Discurso al Embajador de la República de Venezuela

Autor: Juan Pablo II

 

DISCURSO DEL PAPA JUAN PABLO II
A LUCIANO NOGUERA MORA
EMBAJADOR DE LA REPÚBLICA DE VENEZUELA 
ANTE LA SANTA SEDE

27 de octubre de 1980

Señor Embajador,

Al recibir las cartas que lo acreditan como Embajador Extraordinario y Plenipotenciario de la República de Venezuela ante la Santa Sede, me es muy grato dar a Vuestra Excelencia mi más cordial bienvenida.

Asume en el día de hoy, al iniciar la misión que le ha confiado el Gobierno de su País, la noble tarea de representar a un querido pueblo, el venezolano, de cuyo afecto y religiosa adhesión a esta Sede Apostólica y al Sucesor de Pedro he tenido ya numerosos y confortables testimonios a los que deseo corresponder desde aquí con gratitud y afecto sinceros.

Este sentir común de los venezolanos - de sus laboriosas gentes del campo y de la industria, de las pequeñas poblaciones y de las ciudades - es reflejo, sin duda alguna, de una probada raigambre de fe y costumbres cristianas, que prendidas y cultivadas bajo la guía constante y experimentada de la Iglesia, han contribuido a dar a Venezuela una configuración propia, de avanzada madurez humana y espiritual, no sólo en el ánimo de los individuos, sino también en el amplio tejido de la sociedad.
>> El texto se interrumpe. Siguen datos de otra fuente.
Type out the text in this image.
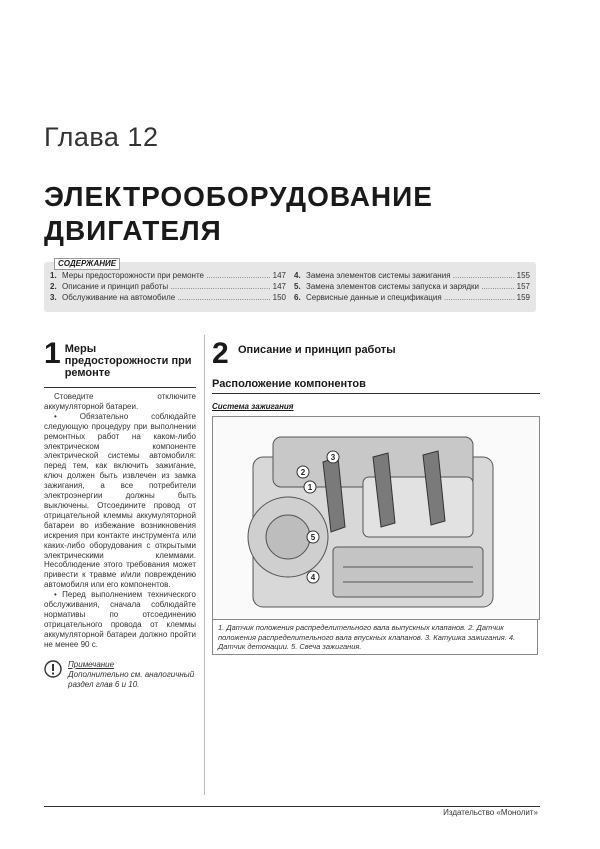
Глава 12
ЭЛЕКТРООБОРУДОВАНИЕ
ДВИГАТЕЛЯ
СОДЕРЖАНИЕ
1. Меры предосторожности при ремонте .....	147
2. Описание и принцип работы .....	147
3. Обслуживание на автомобиле .....	150
4. Замена элементов системы зажигания .....	155
5. Замена элементов системы запуска и зарядки .....	157
6. Сервисные данные и спецификация .....	159
1 Меры предосторожности при ремонте

Стоведите отключите аккумуляторной батареи.

• Обязательно соблюдайте следующую процедуру при выполнении ремонтных работ на каком-либо электрическом компоненте электрической системы автомобиля: перед тем, как включить зажигание, ключ должен быть извлечен из замка зажигания, а все потребители электроэнергии должны быть выключены. Отсоедините провод от отрицательной клеммы аккумуляторной батареи во избежание возникновения искрения при контакте инструмента или каких-либо оборудования с открытыми электрическими клеммами. Несоблюдение этого требования может привести к травме и/или повреждению автомобиля или его компонентов.

• Перед выполнением технического обслуживания, сначала соблюдайте нормативы по отсоединению отрицательного провода от клеммы аккумуляторной батареи должно пройти не менее 90 с.

Примечание
Дополнительно см. аналогичный раздел глав 6 и 10.
2 Описание и принцип работы
Расположение компонентов
Система зажигания
1
2
3
4
5
1. Датчик положения распределительного вала выпускных клапанов. 2. Датчик положения распределительного вала впускных клапанов. 3. Катушка зажигания. 4. Датчик детонации. 5. Свеча зажигания.
Издательство «Монолит»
Sé muy bien que su País es una comunidad nacional próspera y pacífica, deseosa de conseguir metas más altas y más extensas, accesibles a todos, tanto en el plano del bienestar material, como en el campo de la convivencia - dicho con palabras de Vuestra Excelencia - “participativa y solidaria”.

Esto supone, naturalmente, un propósito firme de coordinar de manera clara y consistente toda la gama de servicios y responsabilidades, conforme a un proyecto inequívoco que ponga de relieve la prioridad de la persona humana, cuya dignidad sacra, la misma en todos y para todos, le hace acreedora a todos los bienes y a toda clase de asistencia adecuada a su promoción integral. En este sentido es altamente esperanzador comprobar cómo en Venezuela, al igual que en el seno de toda la comunidad humana, se va adquiriendo mayor conciencia de tal prioridad, como lo demuestra la voluntad expresa de respetar y defender los llamados derechos humanos fundamentales; bien sabido que el derecho inalienable a la vida desde sus comienzos; el derecho al propio sustento mediante un trabajo congruamente retribuido; el derecho a la educación y a la cultura, fuente natural de tantas marginaciones, etcétera, no son de ningún modo bienes catalogables entre los bienes de consumo, sino patrimonio propio de la dignidad personal.

Si me he permitido enumerar someramente alguno de estos valores que, por sí solos y más aún en conjunto, ennoblecen la existencia humana, es por su intrínseca conexión con una institución, básica para la sociedad y para la Iglesia tan entrañable que le dedica sus mejores desvelos: la familia. Bien sea la vida - desde su primer palpitar hasta su final -, bien sea el trabajo y el sustento, la educación y la cultura tienen manifiestas repercusiones en el hogar, donde se hace palpable su falta dolorosa o su fructuosa vigencia.

Para quien vea en el hombre una “imagen y semejanza de Dios” será fácilmente inteligible que la Iglesia tenga una peculiar preferencia por el ámbito familiar que es también hogar del espíritu y escuela de principios morales, capaces de redimir y orientar con esperanza segura.

Señor Embajador: En esta singular circunstancia, formulo mis mejores votos para que la Nación venezolana mantenga y promueva siempre estos valores esenciales, derivados de un auténtico humanismo y de la inspiración cristiana, a fin de que consolide cada vez más las bases de un integral bienestar y progreso, en la paz y la justicia. A estos votos uno los mejores deseos para el Señor Presidente de Venezuela, para Vuestra Excelencia, la nueva misión que hoy inicia, su familia, sus conciudadanos y Autoridades del País, sobre todos los cuales invoco la constante protección del Altísimo.